Rewriting History
From the lighthearted to the truly tragic.
While it’s a stretch for me to pass along the following news story, I find myself needing a forum in which to comment. I hope it doesn’t bend the self-imposed strictures I’ve been formulating for this blog as it begins to take shape. But if ever there was a time to test the rules, this is it, if only to remind me where the limits I will be implementing lie.
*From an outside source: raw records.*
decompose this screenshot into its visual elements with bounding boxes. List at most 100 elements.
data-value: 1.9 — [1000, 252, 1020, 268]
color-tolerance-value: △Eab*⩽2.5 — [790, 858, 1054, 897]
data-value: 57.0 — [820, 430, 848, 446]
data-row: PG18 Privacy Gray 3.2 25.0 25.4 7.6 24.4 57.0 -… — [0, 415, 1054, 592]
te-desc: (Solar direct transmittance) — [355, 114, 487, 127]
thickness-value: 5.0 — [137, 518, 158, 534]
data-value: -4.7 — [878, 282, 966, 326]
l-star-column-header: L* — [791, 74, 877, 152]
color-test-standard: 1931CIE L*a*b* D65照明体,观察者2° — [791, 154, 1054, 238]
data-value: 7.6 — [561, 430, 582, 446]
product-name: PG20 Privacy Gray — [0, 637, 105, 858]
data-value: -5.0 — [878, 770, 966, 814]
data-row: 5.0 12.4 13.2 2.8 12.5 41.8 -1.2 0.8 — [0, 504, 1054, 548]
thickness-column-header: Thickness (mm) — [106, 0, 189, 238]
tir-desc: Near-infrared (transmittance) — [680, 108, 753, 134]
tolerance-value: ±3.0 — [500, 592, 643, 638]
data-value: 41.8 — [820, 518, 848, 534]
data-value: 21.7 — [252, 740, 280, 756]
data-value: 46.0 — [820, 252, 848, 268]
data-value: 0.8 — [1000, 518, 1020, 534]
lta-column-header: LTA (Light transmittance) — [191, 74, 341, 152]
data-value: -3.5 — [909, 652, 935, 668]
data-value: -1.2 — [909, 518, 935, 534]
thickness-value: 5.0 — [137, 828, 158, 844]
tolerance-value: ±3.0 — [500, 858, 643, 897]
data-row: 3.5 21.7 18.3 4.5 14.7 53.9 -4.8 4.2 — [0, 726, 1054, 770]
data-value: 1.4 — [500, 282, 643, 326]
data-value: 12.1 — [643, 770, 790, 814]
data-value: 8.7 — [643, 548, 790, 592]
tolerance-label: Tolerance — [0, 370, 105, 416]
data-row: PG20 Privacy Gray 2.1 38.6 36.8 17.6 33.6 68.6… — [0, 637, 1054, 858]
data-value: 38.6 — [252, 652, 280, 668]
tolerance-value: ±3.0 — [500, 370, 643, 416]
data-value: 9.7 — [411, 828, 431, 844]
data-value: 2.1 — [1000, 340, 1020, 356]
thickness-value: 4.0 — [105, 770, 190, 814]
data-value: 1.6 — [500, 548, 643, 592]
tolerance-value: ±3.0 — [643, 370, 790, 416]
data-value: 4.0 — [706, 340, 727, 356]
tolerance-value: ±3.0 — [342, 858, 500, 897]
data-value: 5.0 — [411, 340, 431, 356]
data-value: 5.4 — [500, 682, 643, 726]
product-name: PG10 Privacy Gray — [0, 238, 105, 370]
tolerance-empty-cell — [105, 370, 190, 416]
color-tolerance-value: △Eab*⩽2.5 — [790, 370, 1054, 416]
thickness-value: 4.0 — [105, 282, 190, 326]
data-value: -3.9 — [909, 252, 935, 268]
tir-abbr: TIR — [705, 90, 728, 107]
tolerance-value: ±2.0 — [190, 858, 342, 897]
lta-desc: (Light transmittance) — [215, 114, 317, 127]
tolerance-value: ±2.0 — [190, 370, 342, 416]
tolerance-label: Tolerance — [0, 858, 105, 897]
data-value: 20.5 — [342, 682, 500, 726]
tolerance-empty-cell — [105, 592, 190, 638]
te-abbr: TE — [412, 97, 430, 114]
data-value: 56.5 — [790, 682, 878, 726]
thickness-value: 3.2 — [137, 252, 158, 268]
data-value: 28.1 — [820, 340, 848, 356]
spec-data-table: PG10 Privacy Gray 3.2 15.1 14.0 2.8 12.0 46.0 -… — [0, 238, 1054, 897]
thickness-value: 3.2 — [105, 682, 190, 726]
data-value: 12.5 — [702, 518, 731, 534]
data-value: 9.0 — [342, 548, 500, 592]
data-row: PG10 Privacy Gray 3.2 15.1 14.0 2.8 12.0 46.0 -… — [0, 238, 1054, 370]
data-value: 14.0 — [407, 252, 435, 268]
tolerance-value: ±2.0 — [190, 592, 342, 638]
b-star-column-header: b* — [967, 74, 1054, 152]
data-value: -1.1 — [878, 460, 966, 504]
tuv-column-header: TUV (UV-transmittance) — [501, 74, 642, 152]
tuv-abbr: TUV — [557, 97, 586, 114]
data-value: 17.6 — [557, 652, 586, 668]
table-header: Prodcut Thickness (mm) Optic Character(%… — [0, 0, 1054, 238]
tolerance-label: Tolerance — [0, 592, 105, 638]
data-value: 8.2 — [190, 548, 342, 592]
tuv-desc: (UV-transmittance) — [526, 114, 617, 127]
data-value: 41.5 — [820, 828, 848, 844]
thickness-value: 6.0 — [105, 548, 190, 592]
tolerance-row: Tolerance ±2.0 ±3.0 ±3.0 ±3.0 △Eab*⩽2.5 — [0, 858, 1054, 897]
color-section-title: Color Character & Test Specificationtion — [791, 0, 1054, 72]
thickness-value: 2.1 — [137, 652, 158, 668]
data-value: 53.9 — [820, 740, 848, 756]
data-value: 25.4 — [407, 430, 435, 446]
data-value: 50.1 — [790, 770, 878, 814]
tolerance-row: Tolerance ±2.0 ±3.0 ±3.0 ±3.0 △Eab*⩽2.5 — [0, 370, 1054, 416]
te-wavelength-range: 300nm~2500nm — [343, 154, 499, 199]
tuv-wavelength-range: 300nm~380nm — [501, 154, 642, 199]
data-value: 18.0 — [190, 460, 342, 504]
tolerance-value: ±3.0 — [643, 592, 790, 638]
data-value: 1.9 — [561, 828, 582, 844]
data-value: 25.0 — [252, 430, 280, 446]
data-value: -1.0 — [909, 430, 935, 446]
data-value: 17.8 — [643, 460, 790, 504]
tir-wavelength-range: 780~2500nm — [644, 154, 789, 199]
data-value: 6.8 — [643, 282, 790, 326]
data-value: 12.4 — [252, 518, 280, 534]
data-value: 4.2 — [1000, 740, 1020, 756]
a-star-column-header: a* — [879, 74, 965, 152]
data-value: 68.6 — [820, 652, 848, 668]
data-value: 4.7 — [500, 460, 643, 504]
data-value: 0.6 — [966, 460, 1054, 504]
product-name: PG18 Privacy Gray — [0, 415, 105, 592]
Comedy, tragedy and history — these are the typical Shakespearean categories. Yet there are those who deliberately set out to deny history, to debauch comedy, and to trivialize tragedy. If Shakespeare was greatly responsible for inventing our notion of the modern human, as Harold Bloom insists, what are we to make of those who attempt to subvert the documented past of who we were and have been?
It’s getting harder and harder to separate fact from fiction in our spin/no-spin zones. What is this world coming to? Is it not horrifying enough that so-called civilized people can commit such atrocities?
I’m not sure which is worse — that this was a deliberate attempt to obliterate the historical record — to deny the past — or to steal a public memorial to a genocide of epic proportions, a relic to a receding black hole of human intolerance, for somebody’s private collection?
From the Times Online (a brief quote, and link):
The slickly organised theft of one of the most potent symbols of the Holocaust sent a wave of outrage around the world yesterday.
The sign that hung over the gates of Auschwitz extermination camp, where more than a million people died during the Second World War, was stolen in minutes. Polish police suspect that the culprits were either neo-Nazis or acting on behalf of collectors or a group of individuals.
The slogan wrought in iron, Arbeit Macht Frei (“Work sets you free”), was the cynical welcome to those entering the camp in the 1940s. One million of the 1.1 million people who died at Auschwitz were Jewish.
The theft in the early hours of yesterday was seen as an attempt by right-wing extremists to muddy the narrative of the Holocaust.